ON A TUESDAY AFTERNOON IN MARCH, HOLLY Harris slid onto a long wooden bench inside a downtown Las Vegas courtroom. Cradling a colorful stack of papers, she braced for what seemed inevitable.
A hearing officer would soon decide whether to evict the 31-year-old and her four children from their apartment. Outside, in the family's silver minivan, her mother watched two of her babies as Harris flipped through the pages of eviction notices, maintenance requests and paystubs documenting the most recent months of her tenancy.
Things had started falling apart in October, when, overwhelmed by anxiety and depression, Harris found simple tasks, like combing her hair, to be insurmountable. Feeling broken, she took three months of unpaid leave from her job as a cardiovascular technician. But it wasn't until December that the local housing authority increased her monthly rental assistance to cover the loss of income, and Harris soon found an eviction notice taped to her door, demanding the $458 she missed in November.
Even after returning to work that January, Harris was unable to come up with what she owed.
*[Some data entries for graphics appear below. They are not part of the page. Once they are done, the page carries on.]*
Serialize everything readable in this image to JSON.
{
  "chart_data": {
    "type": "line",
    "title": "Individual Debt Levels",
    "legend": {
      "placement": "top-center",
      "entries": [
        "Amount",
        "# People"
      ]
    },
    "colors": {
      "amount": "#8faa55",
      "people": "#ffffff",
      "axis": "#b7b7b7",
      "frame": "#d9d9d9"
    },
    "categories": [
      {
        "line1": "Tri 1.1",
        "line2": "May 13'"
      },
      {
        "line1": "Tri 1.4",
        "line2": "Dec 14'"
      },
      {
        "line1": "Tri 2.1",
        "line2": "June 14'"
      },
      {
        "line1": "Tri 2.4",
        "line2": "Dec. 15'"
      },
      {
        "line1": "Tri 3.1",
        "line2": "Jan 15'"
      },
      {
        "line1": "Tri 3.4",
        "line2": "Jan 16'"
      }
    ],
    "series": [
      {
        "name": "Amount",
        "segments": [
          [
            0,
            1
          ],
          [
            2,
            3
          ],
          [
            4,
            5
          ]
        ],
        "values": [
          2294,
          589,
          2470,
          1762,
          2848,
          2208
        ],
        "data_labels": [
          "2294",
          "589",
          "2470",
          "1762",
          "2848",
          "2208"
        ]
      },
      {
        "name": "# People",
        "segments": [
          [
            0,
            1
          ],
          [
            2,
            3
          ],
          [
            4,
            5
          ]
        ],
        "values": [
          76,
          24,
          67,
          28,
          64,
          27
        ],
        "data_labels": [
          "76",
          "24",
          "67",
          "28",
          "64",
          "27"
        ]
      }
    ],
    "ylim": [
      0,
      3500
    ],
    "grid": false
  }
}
Cashstrapped after paying for groceries and other bills, particularly as inflation drove up the cost of almost everything, she instead spent the following months researching eviction laws and preparing for the worst. "I feel like the system is failing me right now," she tells Newsweek.
Following two years of temporary bans and rental assistance programs prompted by the COVID-19 pandemic, evictions skyrocketed across the United States in 2022. Court filings rose by double- or triple-digit percentages in 32 metro areas tracked by Eviction Lab, a research group at Princeton University. Overall, 14 cities saw more filings than would have been normal before the pandemic, with Las Vegas leading the pack.